Henceforth, the memo goes, you must manage the legal function as proactively and efficiently as the company manages every other business unit — perhaps even more so, since the legal department is, after all, a cost center and not a profit generator for the company. Yes, you have more on your plate these days with increasing legal and regulatory demands, but it’s time to do more with less.
Skip the excuses and rationalizations; it’s time for lean-and-mean budgets, aggressive cost management and clear standards for demonstrating the value you provide the company. Yes, quality legal service matters, but tightening the screws on legal costs matters more. Your bonus — and perhaps even your job — depends on your ability to reduce your total legal spend.
The issue of increasing costs certainly is not a new one for general counsel. In surveys for the last five years, GCs have consistently identified the need to control costs as one of their top concerns and most important priorities. Until 2008, though, that concern rarely translated into significant changes in many legal departments. Then, when the economy tanked, they had to at least appear to tighten their belts.
For many senior in-house counsel, this was a rude awakening. Like beleaguered law firms, they took some painful emergency short-term action steps that often translated into cutting some staff lawyers, fewer employees (or FTEs) and fewer trips to conferences. The result, however, was not doing more with less. It really was doing the “same with less,” and even that heavily stressed the legal department.

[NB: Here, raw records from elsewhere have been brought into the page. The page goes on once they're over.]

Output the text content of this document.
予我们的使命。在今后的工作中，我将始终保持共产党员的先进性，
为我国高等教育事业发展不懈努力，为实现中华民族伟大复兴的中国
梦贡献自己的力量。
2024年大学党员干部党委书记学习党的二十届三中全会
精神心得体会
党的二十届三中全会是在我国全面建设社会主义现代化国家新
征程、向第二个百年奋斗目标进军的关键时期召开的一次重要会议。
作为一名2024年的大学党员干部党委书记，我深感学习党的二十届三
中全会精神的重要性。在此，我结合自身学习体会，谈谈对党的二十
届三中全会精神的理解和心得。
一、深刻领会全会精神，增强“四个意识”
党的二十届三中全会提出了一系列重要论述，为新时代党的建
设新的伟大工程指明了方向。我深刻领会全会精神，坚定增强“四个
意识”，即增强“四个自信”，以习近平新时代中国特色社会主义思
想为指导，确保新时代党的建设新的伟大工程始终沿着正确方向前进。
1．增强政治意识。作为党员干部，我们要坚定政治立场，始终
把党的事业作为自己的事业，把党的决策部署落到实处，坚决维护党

Long term, they prayed for a return to the status quo ante. Many still hope to continue to enjoy “black box budgets.” (“Just give us what you gave us last year, plus 20 percent.”) Many claim that cost predictability is impossible in an “uncertain legal environment.” Others believe that no solid metrics exist for measuring the value of lawyers’ experience and expertise.
Wiser heads embrace Stephen Covey’s famous quote: “If we keep doing what we’re doing, we’re going to keep getting what we’re getting.” Savvy CLOs realize that the upside of the pressure to control costs put on them by their own management is the increased leverage it gives them in their relationships with outside counsel. They no longer can afford to buckle under to steep annual hikes in law firm billing rates; they no longer can allow law firms to pass all expenses and inefficiencies through to the client. They must learn to wield the whip hand, a skill alien or uncomfortable for many of them.

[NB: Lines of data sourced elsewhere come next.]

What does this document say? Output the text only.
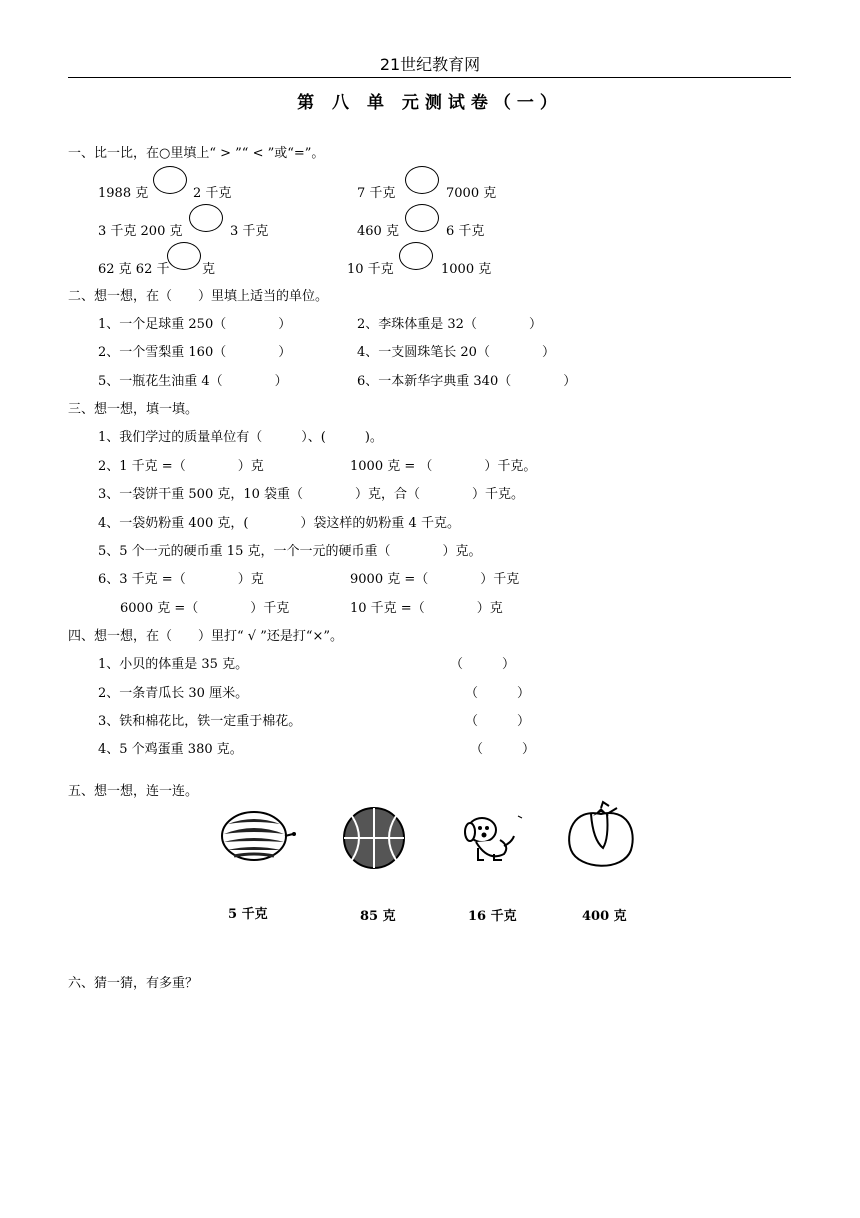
21世纪教育网
第 八 单 元测试卷（一）
一、比一比，在○里填上“ > ”“ < ”或“=”。
1988 克	2 千克	7 千克	7000 克
3 千克 200 克	3 千克	460 克	6 千克
62 克 62 千	克	10 千克	1000 克
二、想一想，在（　　）里填上适当的单位。
1、一个足球重 250（　　　　）	2、李珠体重是 32（　　　　）
2、一个雪梨重 160（　　　　）	4、一支圆珠笔长 20（　　　　）
5、一瓶花生油重 4（　　　　）	6、一本新华字典重 340（　　　　）
三、想一想，填一填。
1、我们学过的质量单位有（　　　）、(　　　)。
2、1 千克 =（　　　　）克	1000 克 = （　　　　）千克。
3、一袋饼干重 500 克，10 袋重（　　　　）克，合（　　　　）千克。
4、一袋奶粉重 400 克，(　　　　）袋这样的奶粉重 4 千克。
5、5 个一元的硬币重 15 克，一个一元的硬币重（　　　　）克。
6、3 千克 =（　　　　）克	9000 克 =（　　　　）千克
6000 克 =（　　　　）千克	10 千克 =（　　　　）克
四、想一想，在（　　）里打“ √ ”还是打“×”。
1、小贝的体重是 35 克。	（　　　）
2、一条青瓜长 30 厘米。	（　　　）
3、铁和棉花比，铁一定重于棉花。	（　　　）
4、5 个鸡蛋重 380 克。	（　　　）
五、想一想，连一连。
5 千克	85 克	16 千克	400 克
六、猜一猜，有多重？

This shift in the law firm-client balance of power has left some general counsel a little bewildered. “I feel like the dog that, after years of chasing the fire engine, finally caught it,” said one. “Now I have to figure out what to do with it.”

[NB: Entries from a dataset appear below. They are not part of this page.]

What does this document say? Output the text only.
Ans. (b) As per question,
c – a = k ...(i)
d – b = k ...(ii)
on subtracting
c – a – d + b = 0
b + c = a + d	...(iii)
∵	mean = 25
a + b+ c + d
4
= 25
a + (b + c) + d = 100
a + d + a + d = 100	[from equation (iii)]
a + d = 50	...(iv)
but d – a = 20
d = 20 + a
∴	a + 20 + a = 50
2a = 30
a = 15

Through convergence programs, RFPs and value-based alternative fee arrangements (AFAs), many general counsel are significantly altering the balance of power between client and law firm. Among law firms that understand the implications of this sea change, there has been a rush to embrace legal project management (LPM) as a discipline to manage legal tasks efficiently, consistently and predictably –and deliver on the promises they are making to clients in their AFAs.